上記した本実施形態の水熱処理装置100では、貯留タンク2の加圧を亜臨界状態の水蒸気導入により図るようにしたが、高圧空気を貯留タンク2に導入してタンク加圧を図るようにしてもよい。
上記した本実施形態の水熱処理装置100では、圧縮力の解除工程(ステップST6)において、ピストン12の後退スライドを行ったが、この後退スライドに加え、脱水管11の揺動を起こすようにしてもよい。つまり、まずは既述したようにピストン12を圧縮解除位置まで後退スライドさせ、このピストン位置において、回転スライド機構9によりシャフト10を正逆回転させる。こうすると、ピストン12を圧縮解除位置に位置させたまま、脱水管11は、ピストン12と共に正逆回転して揺動するので、ピストン12の後退スライドにより圧縮形状を崩した有機性汚泥31は、脱水管11において攪拌されて形状がより崩れるので、表面積は更に拡大する。この際、処理装置本体1は、亜臨界雰囲気のままであるので、圧縮力の解除工程に続く脱気工程(ステップST7)での減圧脱水は、より一層促進される。よって、圧縮力の解除工程において、ピストン12の後退スライドに加え、脱水管11の揺動を起こす実施形態によれば、含水率をより一層、且つ確実に低減できる。
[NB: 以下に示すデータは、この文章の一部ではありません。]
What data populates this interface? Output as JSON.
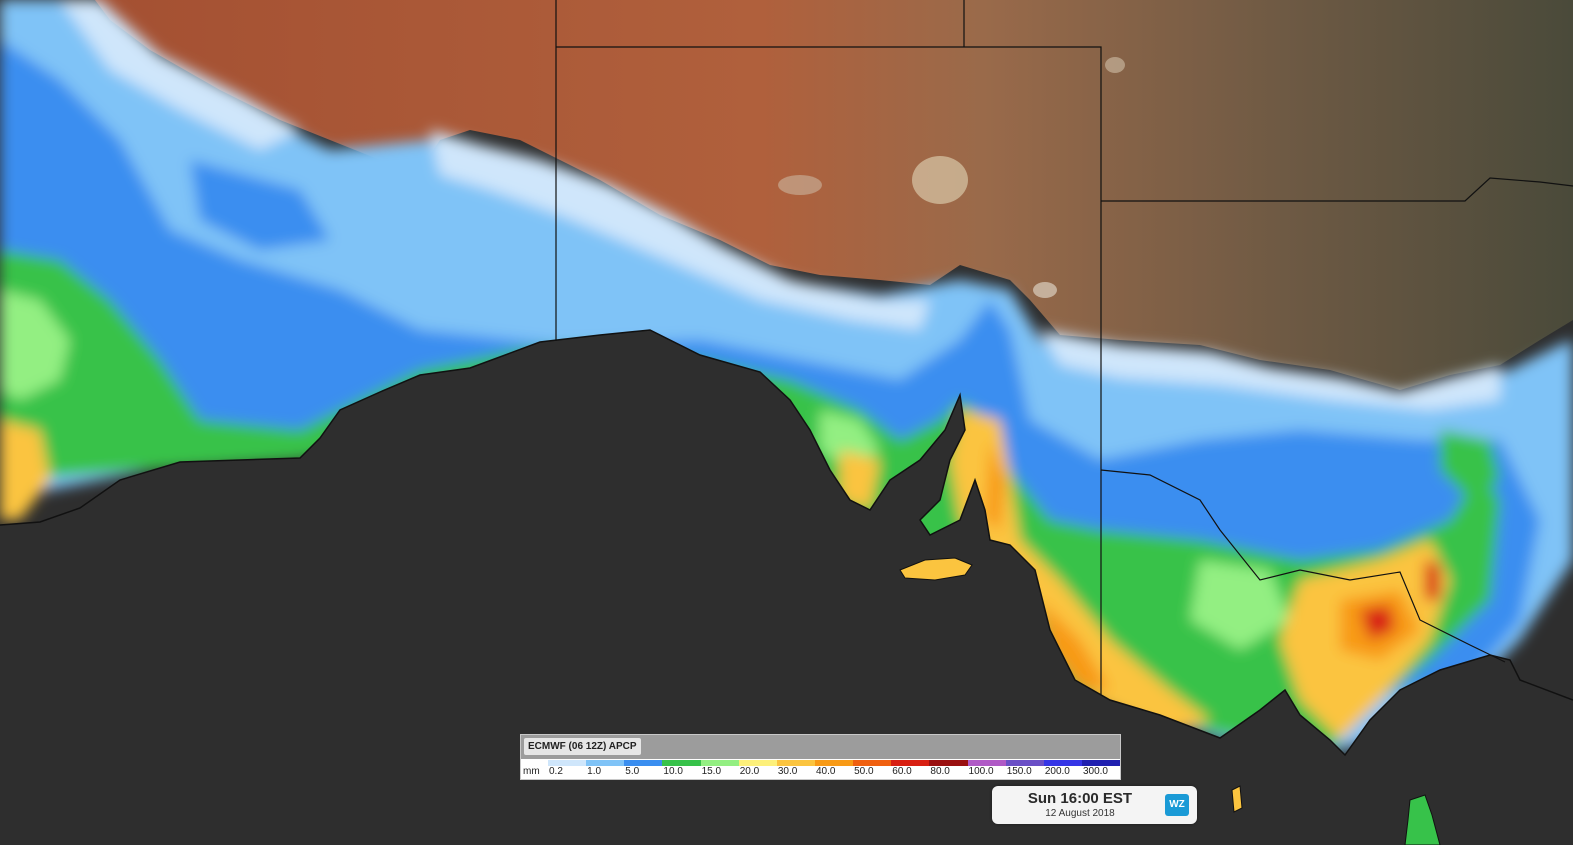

上記した本実施形態の水熱処理装置100では、貯留タンク昇圧工程(ステップST3)において、貯留タンク2を加圧して処理装置本体1と等圧化を図ったが、亜臨界処理工程(ステップST1)の際に、貯留タンク2を処理装置本体1と等圧にしてもよい。つまり、亜臨界処理工程(ステップST1)の際に、排液管6の開閉バルブ23を開放し、ドレン管24の開閉バルブ24aと給排気管21の開閉バルブ21aとを閉鎖しておき、水蒸気供給機器群200から処理装置本体1に導入される亜臨界状態の水蒸気の一部を予め貯留タンク2に導入する。その上で、処理装置本体1での水熱処理のための回転スライド機構9の駆動前に、開閉バルブ23を閉鎖する。こうすれば、水蒸気供給機器群200から給排気管21に到る管路を用いなくても、貯留タンク2を処理装置本体1と等圧化できる。
本実施形態の廃棄物処理システム1000では、亜臨界環境下での再脱水を行う構成の水熱処理装置100を用いたが、有機物含有廃棄物たる有機性汚泥31を、亜臨界状態の水蒸気の導入を受けて亜臨界雰囲気とされた処理槽で水熱処理する既存の水熱処理装置としてもよい。
本実施形態の廃棄物処理システム1000では、処理容器302で消化処理ガスSgの曝気を行い、消化槽402で嫌気性消化処理を行うようにしたが、処理容器302だけで、消化処理ガスSgの曝気と嫌気性消化処理を行うようにしてもよい。例えば、処理容器302を嫌気性環境とできる構成とした上で、この処理容器302にて消化処理ガスSgの曝気を行い、曝気後固液分離装置360で分離した曝気処理済み液状成分Beを、曝気後の処理容器302に環流させ、環流した曝気処理済み液状成分Beを処理容器302にて嫌気性最近による嫌気性消化処理に処す。